Esta me parece uma esperança ingênua. O esforço, coordenado pela classe capitalista transnacional e pelas burguesias nacionais a ela vinculadas, tem sido o de mitigar a crise econômica, utilizando o Estado para garantir a solvência das empresas – basta ver a quantidade de recursos disponibilizados no Brasil e no mundo aos bancos e às grandes empresas – e mitigar seus efeitos sanitários, isto é, de algum modo reduzir a escala da infecção e diminuir o número de mortes, porque estes impedem a manutenção da produção capitalista. No momento seguinte, no entanto, está claro que se pretende aprofundar as tendências vistas anteriormente.
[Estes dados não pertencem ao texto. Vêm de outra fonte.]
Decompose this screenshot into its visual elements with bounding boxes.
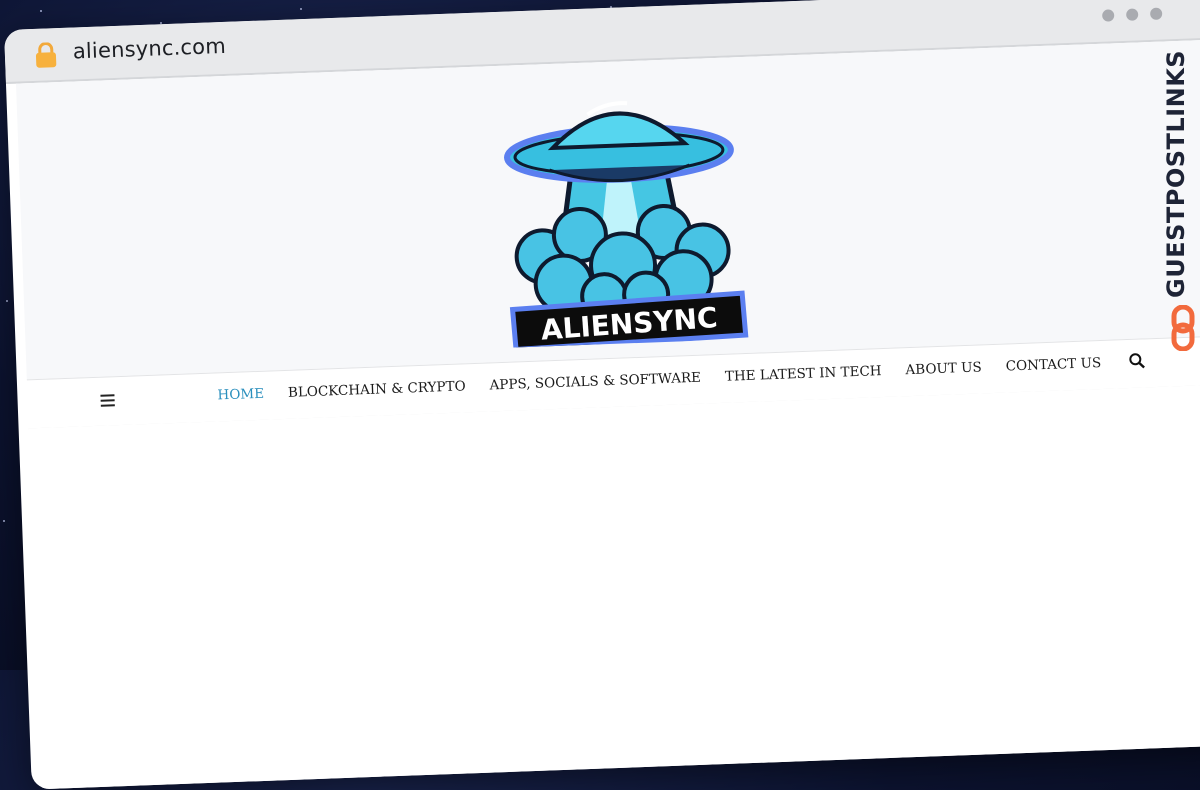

Se nós acompanharmos as posições de Paulo Guedes, dos grandes burgueses e dos economistas a eles vinculados – e isso não é uma exceção brasileira –, a agenda da burguesia pós-crise ou, melhor dizendo, a agenda da burguesia na crise é, depois deste primeiro momento de garantia da solvência da atividade econômica, ampliar as privatizações e o ajuste estrutural do Estado, ou seja, diminuir impostos para empresas, desmontar serviços públicos e dilapidar direitos dos trabalhadores. Portanto, a reprodução dos trabalhadores e das massas populares em todo o mundo está em risco. A agenda da classe capitalista, em escala global, não é de liquidar o neoliberalismo e, quase como um esforço de “racionalidade”, reconstruir Estados de bem-estar social. Na realidade, seu objetivo é justamente o oposto: recuperar e ampliar a lucratividade por meio da mercadorização de aspectos fundamentais da vida humana, como os serviços de saúde, educação e transporte, privatizar empresas estatais e dilapidar os orçamentos públicos, seja por meio de desonerações fiscais para os burgueses ou de ampliação do endividamento, além de intensificar a exploração da classe trabalhadora e a instrumentalização do trabalho de reprodução social não remunerado, exercido quase integralmente pelas mulheres. Tudo isto mostra a gravidade da crise e a responsabilidade que nós temos nesse momento histórico.